2021-11-04 13:57:57

by Jonas Dreßler

[permalink] [raw]
Subject: Re: [PATCH] mwifiex: Add quirk resetting the PCI bridge on MS Surface devices

On 10/26/21 01:56, Bjorn Helgaas wrote:
> On Mon, Oct 25, 2021 at 06:45:29PM +0200, Jonas Dreßler wrote:
>> On 10/18/21 17:35, Bjorn Helgaas wrote:
>>> On Thu, Oct 14, 2021 at 12:08:31AM +0200, Jonas Dreßler wrote:
>>>> On 10/12/21 17:39, Bjorn Helgaas wrote:
>>>>> [+cc Vidya, Victor, ASPM L1.2 config issue; beginning of thread:
>>>>> https://lore.kernel.org/all/[email protected]/]
>>>
>>>>> I wonder if this reset quirk works because pci_reset_function() saves
>>>>> and restores much of config space, but it currently does *not* restore
>>>>> the L1 PM Substates capability, so those T_POWER_ON,
>>>>> Common_Mode_Restore_Time, and LTR_L1.2_THRESHOLD values probably get
>>>>> cleared out by the reset. We did briefly save/restore it [1], but we
>>>>> had to revert that because of a regression that AFAIK was never
>>>>> resolved [2]. I expect we will eventually save/restore this, so if
>>>>> the quirk depends on it *not* being restored, that would be a problem.
>>>>>
>>>>> You should be able to test whether this is the critical thing by
>>>>> clearing those registers with setpci instead of doing the reset. Per
>>>>> spec, they can only be modified when L1.2 is disabled, so you would
>>>>> have to disable it via sysfs (for the endpoint, I think)
>>>>> /sys/.../l1_2_aspm and /sys/.../l1_2_pcipm, do the setpci on the root
>>>>> port, then re-enable L1.2.
>>>>>
>>>>> [1] https://git.kernel.org/linus/4257f7e008ea
>>>>> [2] https://lore.kernel.org/all/[email protected]/
>>>>
>>>> Hmm, interesting, thanks for those links.
>>>>
>>>> Are you sure the config values will get lost on the reset? If we
>>>> only reset the port by going into D3hot and back into D0, the
>>>> device will remain powered and won't lose the config space, will
>>>> it?
>>>
>>> I think you're doing a PM reset (transition to D3hot and back to
>>> D0). Linux only does this when PCI_PM_CTRL_NO_SOFT_RESET == 0.
>>> The spec doesn't actually *require* the device to be reset; it
>>> only says the internal state of the device is undefined after
>>> these transitions.
>>
>> Not requiring the device to be reset sounds sensible to me given
>> that D3hot is what devices are transitioned into during suspend.
>>
>> But anyway, that doesn't really get us any further except it
>> somewhat gives an explanation why the LTR is suddenly 0 after the
>> reset. Or are you making the point that we shouldn't rely on
>> "undefined state" for this hack because not all PCI bridges/ports
>> will necessarily behave the same?
>
> I guess I'm just making the point that I don't understand why the
> bridge reset fixes something, and I'm not confident that the fix will
> work on every system and continue working even if/when the PCI core
> starts saving and restoring the L1 PM Substates capability.
>

FWIW, I've tested it with the restoring of L1 PM Substates enabled now
and the bridge reset worked just as before.

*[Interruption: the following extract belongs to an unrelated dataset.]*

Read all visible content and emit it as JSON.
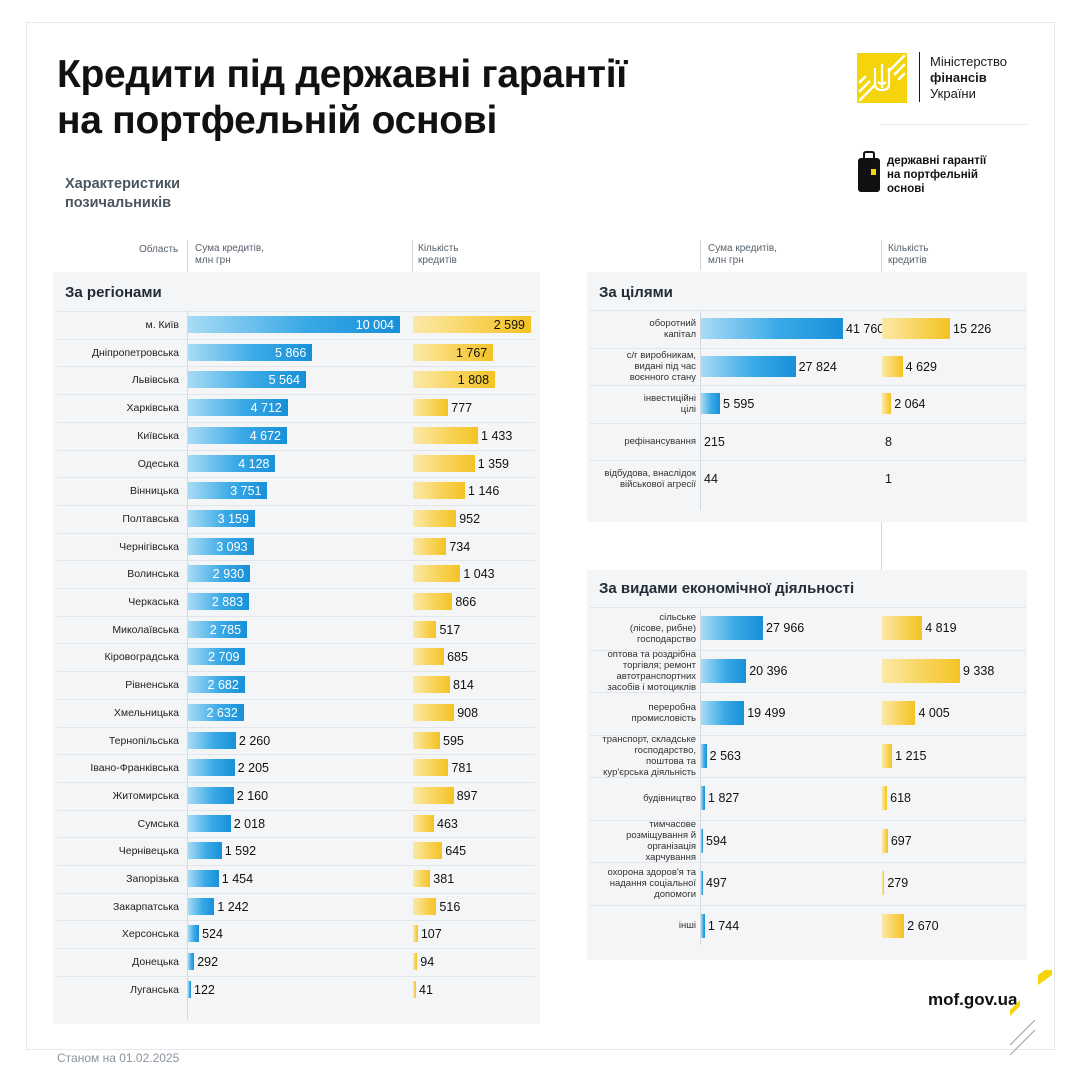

But yeah I, too, have no clue why exactly the bridge reset does what it
does...

Anyway, I've also confirmed that it actually impacts the power usage by
measuring consumed energy during idle over a few minutes: Applying either
the bridge reset quirk or ignoring the LTR via pmc_core results in about
7% less energy usage. Given that the overall energy usage was almost
nothing to make the measurement easier, those 7% are not a lot, but
nonetheless it confirms that the quirk works.